I raga di Ravi Shankar sono forieri di piogge, ma solo l’ottantacinquenne maestro li sa fermare con la sua musica senza età e senza confini. Al teatro romano di Lione come a Monterey 28 anni fa, è piovuto fino a poco prima che il fragile virtuoso del Sitar si sia presentato sul palcoscenico con la sua “piccola” figlia prediletta, Anoushka, per una delle poche date europee di una tournée che suggella, a tutti gli effetti, il passaggio di testimone dal grande maestro alla straordinaria figlia.
Un pubblico composto da adulti che conobbero i Raga di Shankar attraverso i Beatles, l’amicizia con George Harrison, la psichedelia, il Monterey Pop Festival o il concerto per il Bangla Desh si mischiano casualmente con i ventenni che hanno sentito parlare della spiritualità del grande musicista fra una rassegna di film di Bollywood e una compilazione del Buddha Bar.



Dalla prima nota che l’anziano performer suona è però immediatamente chiaro che la superficiale visione di una musica e di un mondo lontano, che il marketing sta vendendo a piene mani in questi ultimi anni un po’ a tutti sull’onda di un trend per un target giovane, è ben lontana dallo spessore che Ravi Shankar propone, restituendo con la sua musica un rigore che non ha eguali nella civiltà occidentale.



Una nota profonda, in prima posizione, suonata da Ravi Shankar nelkl’arena romana cascata in un estatico silenzio di trance, una sola nota senza l’accompagnamento di nessun altro strumento – quindi non identificabile stilisticamente - è il biglietto da visita dell’intera serata.
Un’ora e quarantacinque in cui ha prevalso la varietà, senza mai sconfinare nel troppo meditativo, sono il cuore di un concerto in cui Shankar ha lasciato molto spazio alla figlia, costringendola, con la sua arte e il suo mestiere, a tirar fuori tutto il meglio di sé.



Anoushka suona come il padre quaranta anni fa: ha personalità, originalità, mai un attimo di indecisione.

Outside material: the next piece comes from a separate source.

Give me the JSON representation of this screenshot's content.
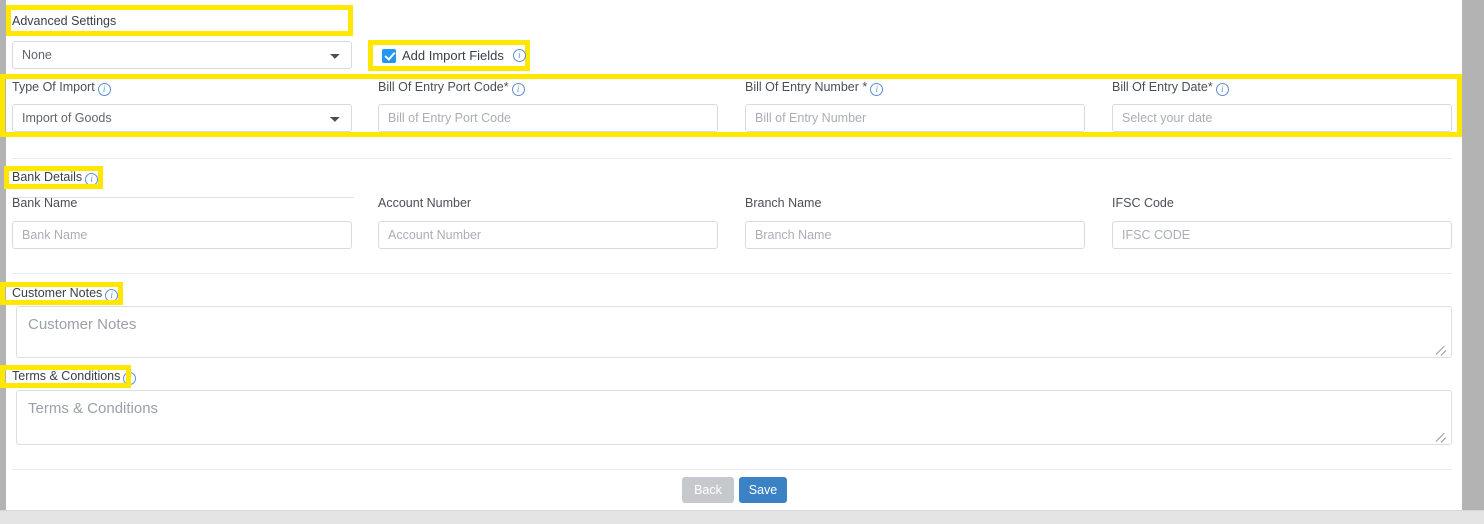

Il padre con poche note le ricorda la tradizione folclorica dello strumento, l’uso di esso come mezzo di una visione superiore della vita. La Shankar risponde con un piglio forte e si lancia in incastri ritmici con le tabla che non fanno rimpiangere i concerti del padre nei sessanta, con la platea in estasi.



E’ un trionfo annunciato e la conferma che i contenuti dei Raga che Ravi Shankar interpreta – e spiega fra un brano e un altro e l’altro - non hanno tempo. Stupisce e sorprende piacevolmente accorgersi come questo linguaggio musicale, così lontano da quello della musica occidentale, sia entrato fra le pieghe della nostra percezione in soli trent’anni. Altri linguaggi, diversi, lontani, esotici, non hanno fatto altrettanto bene e le commistioni di stili suonano spesso false. I Raga, di cui Ravi Shankar è un maestro, hanno trovato una propria identità in mezzo a noi. Noi, pur non avendo certo compreso l’identità di un popolo così lontano, ci siamo e ci poniamo domande attraverso i raga e la lezione di Ravi Shankar pare essere proprio questa: quella di continuare a spingere la sperimentazione, la domanda, la curiosità, la ricerca, fuori e dentro di noi.